Se reconnecter au monde Trois questions à Séverine Kodjo-Grandvaux

Pour cette philosophe, abroger les frontières entre l’humanité et le reste du monde vivant est nécessaire pour mieux vivre, mais aussi pour affronter la crise écologique.

De plus en plus d’universitaires et d’intellectuels comme vous prônent de nouvelles approches de la nature. Comment redéfinissez-vous le « vivant » ?

Invoquer le « vivant » évite d’employer l’idée de « nature », forgée par les penseurs de l’Époque moderne (15e-18e siècle).
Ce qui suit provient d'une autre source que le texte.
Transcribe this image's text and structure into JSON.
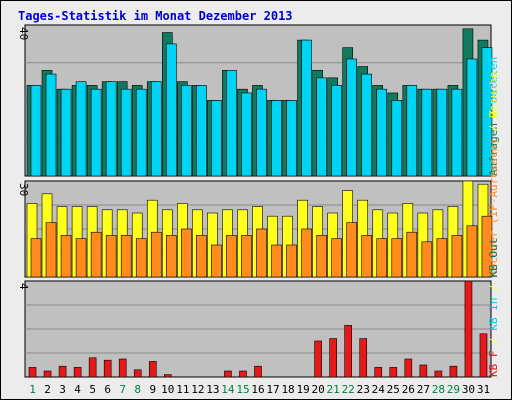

Celle-ci était utilisée pour séparer l’humain de tout le reste – monde animal, minéral, végétal… –, alors perçu comme des ressources que l’on pouvait s’approprier et dominer. Si cette vision a débouché sur des découvertes scientifiques, elle a aussi occulté tout un pan de la réalité. De plus en plus de chercheurs remettent en cause cette représentation de l’homme comme seul être pensant. Ils montrent que le vivant est un grand tout, dont les éléments, interdépendants, communiquent et produisent du sens. Des études scientifiques décrivent comment les végétaux communiquent entre eux et avec d’autres espèces par exemple. Parler du « vivant » permet de réinsérer l’humain dans cet ensemble et de restaurer avec ce dernier une relation sensible.